İkinci turda YDP ve DP’nin destekçilerinin UBP’nin adayı Ersin Tatar’a oy vereceğini düşünüyorum, fakat bu durumda Serdar Denktaş’ın ne mesaj vereceği DP taraftarları için büyük bir önem taşımaktadır. HP’nin seçmenlerini serbest bırakacağını ve bazılarının Tatar’a bazılarının da Akıncı’ya oy vermekle birlikte bazı seçmenlerinin de sandığa gitmeyeceğini düşünmekteyim. Ayrıca, ikinci turda kilit bir parti olan CTP’nin kararı bence çok önemlidir. Birçok CTP’li Kıbrıs konusunda Akıncı ile benzer görüşlere sahip olsa da CTP’nin Akıncı’ya resmî bir destek vermesi halinde CTP’lilerin bu çağrıya uyacaklarından şüpheliyim ki bu seçimde Akıncı ve Erhürman destekçilerinin çok büyük tartışmalarına tanık olduk. Eğer CTP seçmenleri 2015’de olduğu gibi Akıncı’yı desteklerse, Akıncı’nın ikinci turu kazanacağına inanırım.
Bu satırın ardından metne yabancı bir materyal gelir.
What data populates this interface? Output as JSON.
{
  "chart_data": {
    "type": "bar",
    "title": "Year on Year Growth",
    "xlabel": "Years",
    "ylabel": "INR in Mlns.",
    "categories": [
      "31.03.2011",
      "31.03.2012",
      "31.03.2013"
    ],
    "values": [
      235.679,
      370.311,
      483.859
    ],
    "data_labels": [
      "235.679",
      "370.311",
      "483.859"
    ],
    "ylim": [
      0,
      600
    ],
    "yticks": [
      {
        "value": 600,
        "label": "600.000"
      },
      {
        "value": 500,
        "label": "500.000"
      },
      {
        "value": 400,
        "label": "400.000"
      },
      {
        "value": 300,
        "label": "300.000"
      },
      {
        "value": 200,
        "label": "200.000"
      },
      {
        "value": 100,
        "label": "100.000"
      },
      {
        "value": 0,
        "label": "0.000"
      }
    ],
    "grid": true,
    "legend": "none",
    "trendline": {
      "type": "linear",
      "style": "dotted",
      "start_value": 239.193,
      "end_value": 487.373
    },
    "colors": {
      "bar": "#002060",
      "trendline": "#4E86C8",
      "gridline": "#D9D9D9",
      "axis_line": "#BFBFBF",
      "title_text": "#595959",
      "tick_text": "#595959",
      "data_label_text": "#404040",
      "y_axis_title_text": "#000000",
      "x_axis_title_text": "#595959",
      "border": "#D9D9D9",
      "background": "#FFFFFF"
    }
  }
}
Umarım ikinci turda Kıbrıslı Türklerin iradesine, demokrasisine, kültürüne sahip çıkan ve Kıbrıs’ta çözüm odaklı bir siyaset yürüten aday seçimi kazanır.

 

Not: Gönül isterdi ki daha derin analizler yapalım ama seçimin pazar geç saatlerde bitmesi ne yazık ki yazıyı hızlı bir şekilde yazmama neden oldu.

 


 

Referanslar

[1] Site editörleri (2020). “Tatar ve Akıncı 2. Turda”. Yenidüzen.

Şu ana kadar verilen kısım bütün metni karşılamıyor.